Le recrutement des enfants dans les forces et groupes armés est un véritable fléau et une des conséquences les plus néfastes de l’insécurité qui sévit depuis deux décennies à l’Est de la République Démocratique du Congo, particulièrement au Nord-Kivu, au Sud-Kivu et en Ituri.

Lors de notre récent passage à Goma, chef-lieu de la province du Nord-Kivu, nous avons visité le Centre du Concert d’Actions pour Jeunes et Enfants Défavorisés (CAJED) qui a procédé entre 2005 et 2015 à la réinsertion sociale de plus ou moins 10.000 enfants issus des forces et groupes armés.

Le centre d’hébergement d’enfants de l’ONG CAJED, qui est appuyé par le Fonds des Nations Unies pour l’Enfance (UNICEF), est situé au quartier Kyeshero de Goma, à 7 km du centre de la ville. Près d’une centaine d’enfants qui viennent d’échapper à l’univers cruel et violent des groupes armés s’y trouvent.

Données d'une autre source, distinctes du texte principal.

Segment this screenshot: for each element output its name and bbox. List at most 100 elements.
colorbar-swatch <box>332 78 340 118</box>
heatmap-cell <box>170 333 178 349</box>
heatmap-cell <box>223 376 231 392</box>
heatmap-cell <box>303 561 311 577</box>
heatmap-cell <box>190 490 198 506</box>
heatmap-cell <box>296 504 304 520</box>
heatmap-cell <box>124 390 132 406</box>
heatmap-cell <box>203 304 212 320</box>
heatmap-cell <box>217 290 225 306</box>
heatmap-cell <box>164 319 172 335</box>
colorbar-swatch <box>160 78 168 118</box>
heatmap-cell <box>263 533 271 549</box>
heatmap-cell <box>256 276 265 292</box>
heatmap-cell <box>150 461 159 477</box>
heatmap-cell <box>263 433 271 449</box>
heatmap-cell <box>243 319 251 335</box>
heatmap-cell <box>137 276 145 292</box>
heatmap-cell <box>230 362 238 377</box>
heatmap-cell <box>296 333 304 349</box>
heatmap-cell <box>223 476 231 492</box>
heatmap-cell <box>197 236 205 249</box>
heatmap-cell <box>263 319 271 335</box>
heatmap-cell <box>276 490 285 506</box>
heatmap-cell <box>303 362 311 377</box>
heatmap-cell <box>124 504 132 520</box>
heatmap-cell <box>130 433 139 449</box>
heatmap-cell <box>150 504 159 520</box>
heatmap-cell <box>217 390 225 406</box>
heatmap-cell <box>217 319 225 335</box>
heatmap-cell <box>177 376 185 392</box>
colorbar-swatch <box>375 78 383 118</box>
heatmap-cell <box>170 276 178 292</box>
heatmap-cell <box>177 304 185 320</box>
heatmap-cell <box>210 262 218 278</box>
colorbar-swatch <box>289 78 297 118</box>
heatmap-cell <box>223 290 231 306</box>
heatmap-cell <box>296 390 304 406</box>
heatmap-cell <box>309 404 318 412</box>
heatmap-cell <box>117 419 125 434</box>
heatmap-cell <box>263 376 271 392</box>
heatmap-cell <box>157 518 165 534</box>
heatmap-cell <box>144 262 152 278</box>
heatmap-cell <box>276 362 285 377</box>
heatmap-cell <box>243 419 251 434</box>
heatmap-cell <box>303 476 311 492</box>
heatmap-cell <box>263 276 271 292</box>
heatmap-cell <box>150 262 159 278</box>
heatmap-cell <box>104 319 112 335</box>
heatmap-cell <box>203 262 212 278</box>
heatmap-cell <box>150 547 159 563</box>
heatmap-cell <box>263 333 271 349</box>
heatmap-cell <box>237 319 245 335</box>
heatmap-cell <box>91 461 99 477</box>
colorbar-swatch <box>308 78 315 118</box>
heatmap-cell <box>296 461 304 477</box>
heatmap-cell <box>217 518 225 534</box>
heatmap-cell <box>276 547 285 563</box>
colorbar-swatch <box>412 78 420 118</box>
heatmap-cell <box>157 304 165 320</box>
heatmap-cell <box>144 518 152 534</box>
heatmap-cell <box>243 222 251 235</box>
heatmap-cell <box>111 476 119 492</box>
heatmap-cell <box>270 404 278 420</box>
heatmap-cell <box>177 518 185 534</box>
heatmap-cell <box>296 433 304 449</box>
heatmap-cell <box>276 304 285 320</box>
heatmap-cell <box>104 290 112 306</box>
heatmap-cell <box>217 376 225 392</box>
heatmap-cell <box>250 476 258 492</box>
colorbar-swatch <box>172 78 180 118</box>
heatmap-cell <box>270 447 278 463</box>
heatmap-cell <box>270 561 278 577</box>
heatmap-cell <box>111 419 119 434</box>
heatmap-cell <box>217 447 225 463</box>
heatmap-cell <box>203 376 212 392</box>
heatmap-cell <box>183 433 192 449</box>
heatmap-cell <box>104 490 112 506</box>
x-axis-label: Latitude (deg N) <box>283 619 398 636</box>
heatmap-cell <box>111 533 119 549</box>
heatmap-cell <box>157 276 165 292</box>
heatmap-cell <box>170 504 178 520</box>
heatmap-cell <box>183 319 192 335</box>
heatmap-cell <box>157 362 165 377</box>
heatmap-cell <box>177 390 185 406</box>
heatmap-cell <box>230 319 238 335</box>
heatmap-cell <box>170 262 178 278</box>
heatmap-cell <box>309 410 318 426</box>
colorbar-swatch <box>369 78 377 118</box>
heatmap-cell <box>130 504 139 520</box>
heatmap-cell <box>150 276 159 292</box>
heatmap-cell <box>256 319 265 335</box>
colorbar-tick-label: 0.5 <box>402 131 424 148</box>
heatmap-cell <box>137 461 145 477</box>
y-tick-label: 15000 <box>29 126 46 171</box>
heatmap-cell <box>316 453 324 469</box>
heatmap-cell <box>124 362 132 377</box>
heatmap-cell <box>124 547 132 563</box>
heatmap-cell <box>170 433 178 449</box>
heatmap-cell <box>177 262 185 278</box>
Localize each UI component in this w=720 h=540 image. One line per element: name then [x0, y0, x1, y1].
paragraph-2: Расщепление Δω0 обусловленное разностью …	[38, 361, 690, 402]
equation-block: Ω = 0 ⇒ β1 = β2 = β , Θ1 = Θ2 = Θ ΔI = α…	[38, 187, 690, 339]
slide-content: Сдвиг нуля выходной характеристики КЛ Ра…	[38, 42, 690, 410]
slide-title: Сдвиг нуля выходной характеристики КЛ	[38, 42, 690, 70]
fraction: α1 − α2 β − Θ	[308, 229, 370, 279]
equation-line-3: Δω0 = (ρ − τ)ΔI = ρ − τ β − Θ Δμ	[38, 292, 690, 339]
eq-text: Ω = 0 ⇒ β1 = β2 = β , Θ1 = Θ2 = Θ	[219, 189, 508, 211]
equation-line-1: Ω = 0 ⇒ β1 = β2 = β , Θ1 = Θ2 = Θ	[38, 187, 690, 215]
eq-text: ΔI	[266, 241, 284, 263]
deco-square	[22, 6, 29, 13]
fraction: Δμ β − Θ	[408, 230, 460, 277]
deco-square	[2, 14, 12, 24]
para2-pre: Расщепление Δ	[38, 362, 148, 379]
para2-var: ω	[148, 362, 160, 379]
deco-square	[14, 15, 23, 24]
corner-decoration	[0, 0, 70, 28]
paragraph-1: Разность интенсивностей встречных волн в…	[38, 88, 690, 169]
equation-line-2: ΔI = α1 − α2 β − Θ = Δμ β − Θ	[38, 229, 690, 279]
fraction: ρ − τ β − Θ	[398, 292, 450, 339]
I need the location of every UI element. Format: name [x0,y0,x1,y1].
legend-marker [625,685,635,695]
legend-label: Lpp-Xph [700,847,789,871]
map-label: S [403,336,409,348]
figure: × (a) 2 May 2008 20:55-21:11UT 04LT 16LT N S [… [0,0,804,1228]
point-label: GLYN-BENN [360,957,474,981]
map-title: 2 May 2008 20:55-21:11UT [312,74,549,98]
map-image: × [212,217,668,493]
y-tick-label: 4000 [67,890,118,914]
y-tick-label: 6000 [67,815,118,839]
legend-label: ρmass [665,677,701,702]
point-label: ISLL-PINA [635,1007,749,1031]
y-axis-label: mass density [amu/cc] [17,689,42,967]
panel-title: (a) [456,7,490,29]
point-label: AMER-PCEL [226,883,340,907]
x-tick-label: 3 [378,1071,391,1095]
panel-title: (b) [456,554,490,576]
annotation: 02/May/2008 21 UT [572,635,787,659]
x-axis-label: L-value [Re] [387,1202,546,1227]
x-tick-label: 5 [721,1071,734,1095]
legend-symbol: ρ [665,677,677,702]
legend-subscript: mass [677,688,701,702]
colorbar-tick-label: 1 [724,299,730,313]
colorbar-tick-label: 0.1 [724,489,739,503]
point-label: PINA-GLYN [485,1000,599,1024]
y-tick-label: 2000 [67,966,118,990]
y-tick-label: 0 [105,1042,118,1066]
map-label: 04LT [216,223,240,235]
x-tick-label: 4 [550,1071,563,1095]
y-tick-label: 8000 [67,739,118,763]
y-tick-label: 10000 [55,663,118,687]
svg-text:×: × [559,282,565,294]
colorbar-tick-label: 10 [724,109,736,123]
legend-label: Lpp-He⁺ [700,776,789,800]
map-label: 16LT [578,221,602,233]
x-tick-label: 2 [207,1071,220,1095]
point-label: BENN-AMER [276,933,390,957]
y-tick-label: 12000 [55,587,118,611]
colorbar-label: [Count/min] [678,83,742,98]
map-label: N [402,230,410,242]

Selon Faustin Lyabahinduka, directeur du centre du CAJED, ces enfants sortis des groupes armés sont amenés auprès de cette ONG par des partenaires dont la MONUSCO, l’UNICEF, le HCR, le CICR,….Ils y passent en principe 3 mois, pendant lesquels ils sont sensibilisés à la cohabitation pacifique et bénéficient d’un accompagnement psycho-social : écoute individuelle de chaque enfant pour l’amener à s’ouvrir ; initiation aux petits métiers comme la vannerie, le dessin et la décoration, la formation sur le maniement de la guitare.

Il ya toutefois des enfants qui font plus de 3 mois au centre, lorsque leur retour dans leurs milieux d’origine n’est pas possible à cause notamment de l’insécurité.

Kiana Boyomba est un adolescent de 13 ans issu du groupe armé  » Mai-Mai Kifuafua  » du seigneur de guerre Delphin, dans les territoires de Walikale et Masisi. Cet enfant nous explique sa situation :  » J’avais 12 ans quand j’ai été forcé d’intégrer le groupe Mai-Mai Kifuafua.

Les combattants Mai-Mai avaient attaqué notre école pendant que nous étions en classe.Alors que j’étais élève en 5ème primaire, j’ai été enlevé avec 11 autres enfants en présence du directeur de l’école et des enseignants impuissants « .Kiana était chargé de garder les fétiches pour la protection des combattants.

C’est au cours d’une nuit qu’il réussit à s’évader avec un autre enfant ,jusqu’à atteindre un village. Des habitants de ce village les orientent alors vers un poste des casques bleus de la MONUSCO qui les recueillent, avant de les confier à l’ONG CAJED. Il garde un très mauvais souvenir d’une année passée dans ce groupe armé. Sa famille, nous a dit un encadreur, est déjà identifiée et localisée dans le territoire de Walikale.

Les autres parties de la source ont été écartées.